Some years ago Dragon released a carrier launch diorama in this scale featuring an F-18 Hornet on its catapult complete with blast screen, flight deck crew and a tractor.
It is exceptionally well moulded with even the tie-downs on the deck.
I think they also released it with a Tomcat.
Give me five minutes and I'll try and post a pic of mine.


----------



## miniature sun (May 1, 2005)

Here you go...





































As you can see the detail is great. Its a while since I built it but I seem to recall some of the panel lines on the deck were raised so these were removed and rescribed.
The last pic is a little blurry but shows the two LED's I built into the engines. The power source is a 9v battery which feeds up through two thin wires with the insulation stripped off. I fed one up each maingear leg, disguised to look like brake pipes.


----------



## John P (Sep 1, 1999)

So, off to evilbay to find the old DML kit then?


----------



## WarpCore Breach (Apr 27, 2005)

Evilbay is too evil for me!! It would be the temptation of the Dark Side for sure. I have an idea of where to look, might know someone who just might have one.
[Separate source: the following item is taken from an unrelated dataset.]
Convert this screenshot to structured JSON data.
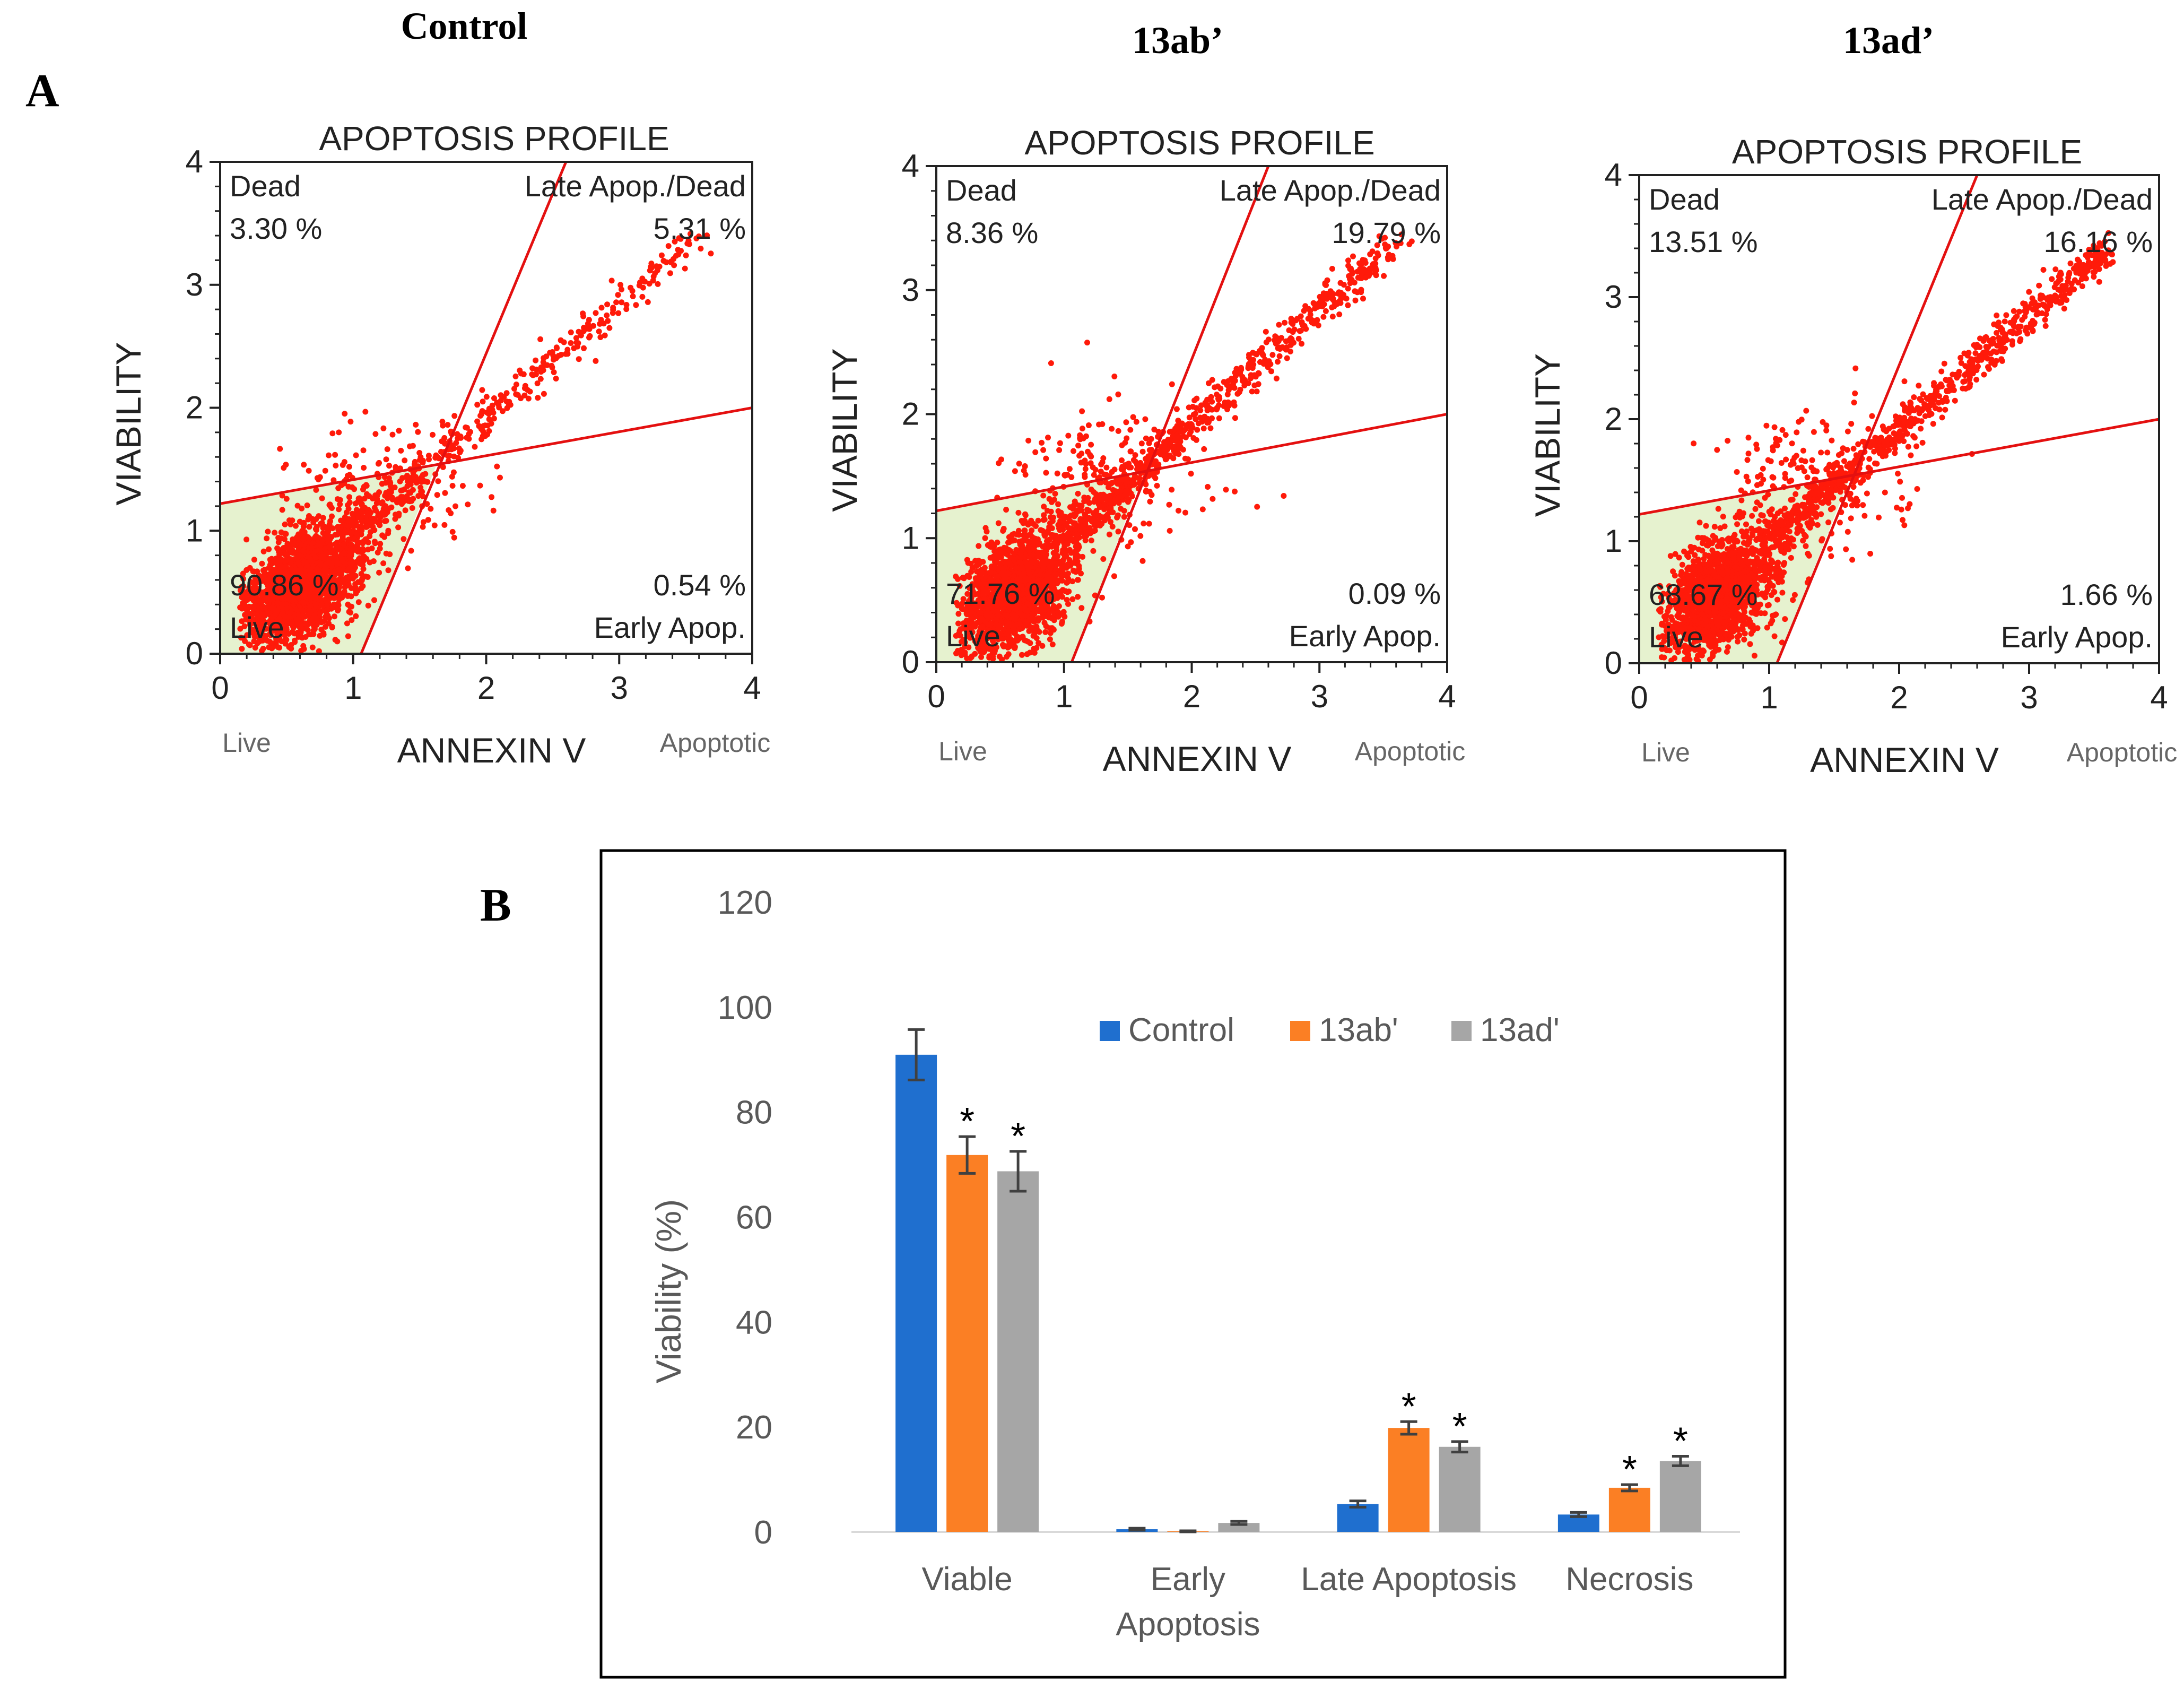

But I was thinking of a concept for something a little bigger- for example, having either an F-14 (my favorite) or the F-18 launching just past the bow of the ship (maybe just the nose gear?) so my idea may be a little grandiose.

I may toy with a proof-of-concept study model, though. Just to see how it might work.

Thanks for the heads-up on the Dragon model! :wave: I'll see what I can find about it.


----------



## John P (Sep 1, 1999)

That seems to be the favorite moment for Navy photogs to snap, too!

Hornets:
http://www.navy.mil/view_single.asp?id=31198
http://www.navy.mil/view_single.asp?id=30533
http://www.navy.mil/view_single.asp?id=30511
http://www.navy.mil/view_single.asp?id=30017
http://www.navy.mil/view_single.asp?id=30012
http://www.navy.mil/view_single.asp?id=29935
http://www.navy.mil/view_single.asp?id=29868
http://www.navy.mil/view_single.asp?id=29828
http://www.navy.mil/view_single.asp?id=29799
http://www.navy.mil/view_single.asp?id=29795
http://www.navy.mil/view_single.asp?id=29705
http://www.navy.mil/view_single.asp?id=29700

Tomcats:
http://www.navy.mil/view_single.asp?id=26384
http://www.navy.mil/view_single.asp?id=30955
http://www.navy.mil/view_single.asp?id=30812
http://www.navy.mil/view_single.asp?id=30817
http://www.navy.mil/view_single.asp?id=30561
http://www.navy.mil/view_single.asp?id=30572
http://www.navy.mil/view_single.asp?id=22839
http://www.navy.mil/view_single.asp?id=21552
http://www.navy.mil/view_single.asp?id=21159
http://www.navy.mil/view_single.asp?id=21083
http://www.navy.mil/view_single.asp?id=19608


----------



## WarpCore Breach (Apr 27, 2005)

Wow! Nice pics, John! Thanks!


----------



## drewid142 (Apr 23, 2004)

Here's the best one I've seen yet... just keep clicking cancel to get past the Japanese language stuff

http://naritafamily.com/Scalemodel/airplanes/photo_frame.htm


----------



## roadrner (Jul 21, 1999)

One heck of a dio. :thumbsup: :thumbsup: rr


----------